Kjöllhorn ended up working in a tent set up to help people who had had bad experiences with the hallucinogens they had ingested. He was enjoying his first ever concert when he was stoned.
“It felt like we were all in the same weird boat,” Schellhorn said. “There were no neighborhoods where people were wealthy. No one was special to begin with.”
Before attending Woodstock, Schellhorn said he was lonely, intending to pursue a career in marketing. After Woodstock, he became so extroverted that he lived for several years in a commune in Colorado, where he then spent 35 years as a dialysis technician.
Memories experienced up close
Another Woodstock attendee, Akinyele Sadiku, also came to meet the San Francisco curator to dredge up memories of watching the festival from 25 feet (7.6 meters) from the stage.
The festival wasn't scheduled to start until Friday, but Sadiq left on Wednesday by bus to Bethel. When his bus broke down, he hitchhiked to the festival site by noon on Thursday and was able to secure a spot so close to the stage that he can be seen in photos taken during the performance. Ta.
By the time Sadiq left Bethel a few days later in a hearse that his fellow festival-goers had converted into a van, he had changed.
“I didn't have any real direction until I went to Woodstock. I basically didn't have many friends, but I knew I wanted peace and justice,” she says. “I wanted to be around creative people who were trying to make the world a better place,” Sadiq, now 72, told The Associated Press before getting married. His oral history was recorded. “Before Woodstock, I thought if I lived in a small town, there would be a dozen or so people I could get along with. But then I realized there were at least half a million people. It's just me. It gave me hope.”
Hitch said curators have heard many life-changing experiences in collecting more than 500 oral histories so far, and are confident they will collect even more in the coming year. . Community Connector visited Florida last month and is headed to Boston in March and New York City in early April. This will be followed by a round-trip trip to New Mexico and Southern California.

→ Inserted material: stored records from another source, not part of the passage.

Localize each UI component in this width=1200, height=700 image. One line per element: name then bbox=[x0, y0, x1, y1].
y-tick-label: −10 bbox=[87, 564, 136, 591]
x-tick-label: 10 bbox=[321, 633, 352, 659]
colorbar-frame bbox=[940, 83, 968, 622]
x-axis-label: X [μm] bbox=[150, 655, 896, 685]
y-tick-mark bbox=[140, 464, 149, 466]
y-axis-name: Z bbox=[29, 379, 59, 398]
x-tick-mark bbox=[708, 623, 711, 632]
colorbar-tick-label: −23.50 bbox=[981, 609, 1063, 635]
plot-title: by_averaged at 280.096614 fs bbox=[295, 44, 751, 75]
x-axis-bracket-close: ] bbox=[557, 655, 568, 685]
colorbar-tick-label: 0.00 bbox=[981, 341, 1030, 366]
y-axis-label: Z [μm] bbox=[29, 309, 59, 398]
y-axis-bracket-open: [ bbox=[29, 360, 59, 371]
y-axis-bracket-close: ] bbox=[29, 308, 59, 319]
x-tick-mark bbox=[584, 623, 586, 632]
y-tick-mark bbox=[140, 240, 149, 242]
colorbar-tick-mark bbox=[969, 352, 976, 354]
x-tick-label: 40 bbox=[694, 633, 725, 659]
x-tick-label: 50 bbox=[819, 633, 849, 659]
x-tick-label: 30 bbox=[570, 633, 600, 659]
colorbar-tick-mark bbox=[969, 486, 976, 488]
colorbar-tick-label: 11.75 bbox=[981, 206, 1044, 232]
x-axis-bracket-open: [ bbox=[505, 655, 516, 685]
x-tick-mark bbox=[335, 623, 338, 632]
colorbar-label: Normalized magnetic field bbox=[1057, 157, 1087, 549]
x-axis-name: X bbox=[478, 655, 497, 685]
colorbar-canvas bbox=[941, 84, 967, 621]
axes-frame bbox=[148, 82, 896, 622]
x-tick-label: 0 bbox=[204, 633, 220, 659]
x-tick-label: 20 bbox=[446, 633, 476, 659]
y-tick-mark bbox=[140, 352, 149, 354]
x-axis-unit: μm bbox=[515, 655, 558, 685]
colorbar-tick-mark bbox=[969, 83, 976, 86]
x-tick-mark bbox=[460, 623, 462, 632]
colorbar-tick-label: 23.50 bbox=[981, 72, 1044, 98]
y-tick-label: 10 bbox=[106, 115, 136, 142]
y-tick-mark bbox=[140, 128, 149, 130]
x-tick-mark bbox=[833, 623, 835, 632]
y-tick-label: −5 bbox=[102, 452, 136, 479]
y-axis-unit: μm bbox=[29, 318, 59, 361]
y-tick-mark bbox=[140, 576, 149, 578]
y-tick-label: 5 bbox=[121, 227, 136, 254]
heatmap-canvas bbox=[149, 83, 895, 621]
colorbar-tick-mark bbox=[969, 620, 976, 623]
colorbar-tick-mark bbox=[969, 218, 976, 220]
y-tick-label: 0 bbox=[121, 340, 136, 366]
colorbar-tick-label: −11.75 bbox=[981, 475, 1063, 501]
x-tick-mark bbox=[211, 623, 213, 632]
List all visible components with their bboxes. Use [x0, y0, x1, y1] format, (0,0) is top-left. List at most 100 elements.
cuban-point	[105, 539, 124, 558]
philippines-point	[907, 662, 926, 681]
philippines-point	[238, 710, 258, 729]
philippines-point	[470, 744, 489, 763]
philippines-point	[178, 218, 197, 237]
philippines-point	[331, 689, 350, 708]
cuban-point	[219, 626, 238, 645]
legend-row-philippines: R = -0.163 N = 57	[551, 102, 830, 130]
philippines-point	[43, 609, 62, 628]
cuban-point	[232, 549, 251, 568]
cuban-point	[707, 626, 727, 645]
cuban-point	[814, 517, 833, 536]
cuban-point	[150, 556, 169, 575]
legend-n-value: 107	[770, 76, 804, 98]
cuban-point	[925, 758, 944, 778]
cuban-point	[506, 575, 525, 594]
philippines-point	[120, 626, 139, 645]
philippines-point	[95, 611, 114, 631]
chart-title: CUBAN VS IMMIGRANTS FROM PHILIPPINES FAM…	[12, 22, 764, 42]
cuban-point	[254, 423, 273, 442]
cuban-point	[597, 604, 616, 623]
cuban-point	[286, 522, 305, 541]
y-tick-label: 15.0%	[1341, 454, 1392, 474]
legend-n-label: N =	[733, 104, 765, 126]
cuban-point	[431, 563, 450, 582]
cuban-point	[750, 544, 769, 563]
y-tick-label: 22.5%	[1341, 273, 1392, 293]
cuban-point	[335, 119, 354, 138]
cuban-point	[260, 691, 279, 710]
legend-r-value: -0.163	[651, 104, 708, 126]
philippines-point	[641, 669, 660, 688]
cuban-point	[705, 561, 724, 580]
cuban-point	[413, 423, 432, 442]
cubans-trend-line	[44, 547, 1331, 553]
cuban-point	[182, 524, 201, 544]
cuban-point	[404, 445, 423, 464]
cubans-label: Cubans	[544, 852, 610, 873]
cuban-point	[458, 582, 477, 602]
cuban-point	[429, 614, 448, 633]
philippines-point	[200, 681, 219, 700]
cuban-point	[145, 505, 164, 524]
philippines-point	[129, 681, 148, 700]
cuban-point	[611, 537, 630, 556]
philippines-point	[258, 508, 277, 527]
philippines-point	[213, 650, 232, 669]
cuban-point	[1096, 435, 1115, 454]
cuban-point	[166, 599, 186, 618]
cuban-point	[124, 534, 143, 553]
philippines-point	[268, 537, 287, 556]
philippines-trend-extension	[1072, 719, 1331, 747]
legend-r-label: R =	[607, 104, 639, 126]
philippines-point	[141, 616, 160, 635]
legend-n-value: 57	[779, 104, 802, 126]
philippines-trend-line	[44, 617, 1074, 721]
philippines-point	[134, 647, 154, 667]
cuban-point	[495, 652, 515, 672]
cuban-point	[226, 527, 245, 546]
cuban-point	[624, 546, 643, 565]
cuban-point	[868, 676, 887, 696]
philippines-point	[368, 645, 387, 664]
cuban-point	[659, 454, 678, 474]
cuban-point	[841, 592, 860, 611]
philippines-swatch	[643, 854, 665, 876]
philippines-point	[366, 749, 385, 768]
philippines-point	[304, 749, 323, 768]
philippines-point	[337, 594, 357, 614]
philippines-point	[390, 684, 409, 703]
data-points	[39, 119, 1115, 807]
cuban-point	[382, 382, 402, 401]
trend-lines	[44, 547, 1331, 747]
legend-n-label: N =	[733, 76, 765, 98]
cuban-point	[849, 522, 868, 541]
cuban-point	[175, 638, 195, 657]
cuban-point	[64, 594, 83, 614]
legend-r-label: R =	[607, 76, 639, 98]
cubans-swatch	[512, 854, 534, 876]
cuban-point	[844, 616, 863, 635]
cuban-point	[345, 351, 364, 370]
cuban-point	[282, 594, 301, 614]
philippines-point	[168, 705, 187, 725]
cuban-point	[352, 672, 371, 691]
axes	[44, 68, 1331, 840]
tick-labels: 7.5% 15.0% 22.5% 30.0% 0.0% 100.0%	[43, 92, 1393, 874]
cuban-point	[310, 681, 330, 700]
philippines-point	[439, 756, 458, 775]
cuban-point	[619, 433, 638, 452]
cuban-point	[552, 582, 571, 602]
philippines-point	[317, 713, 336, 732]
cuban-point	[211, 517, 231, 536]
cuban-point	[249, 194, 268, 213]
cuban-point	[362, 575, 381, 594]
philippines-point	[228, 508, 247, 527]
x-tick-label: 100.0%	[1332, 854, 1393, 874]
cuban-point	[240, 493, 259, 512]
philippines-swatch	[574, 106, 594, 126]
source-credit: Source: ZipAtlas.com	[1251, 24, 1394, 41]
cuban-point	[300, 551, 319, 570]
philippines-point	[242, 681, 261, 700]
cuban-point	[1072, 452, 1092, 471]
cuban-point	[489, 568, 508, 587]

The museum will focus on locating and interviewing festival attendees across New York state, where Hitch estimates about half of the Woodstock crowd still lives.
The museum will spend 2025 thoroughly researching the oral history and then working on special projects, such as reuniting friends who attended the festival together but now live in other parts of the country.
Elliott believes that “karmically and cosmically” the oral history project was what he was meant to do.
“We want this to be an educational tool,” she says. “We don't want historians to tell us about a spiritual event that just looked like a musical event.”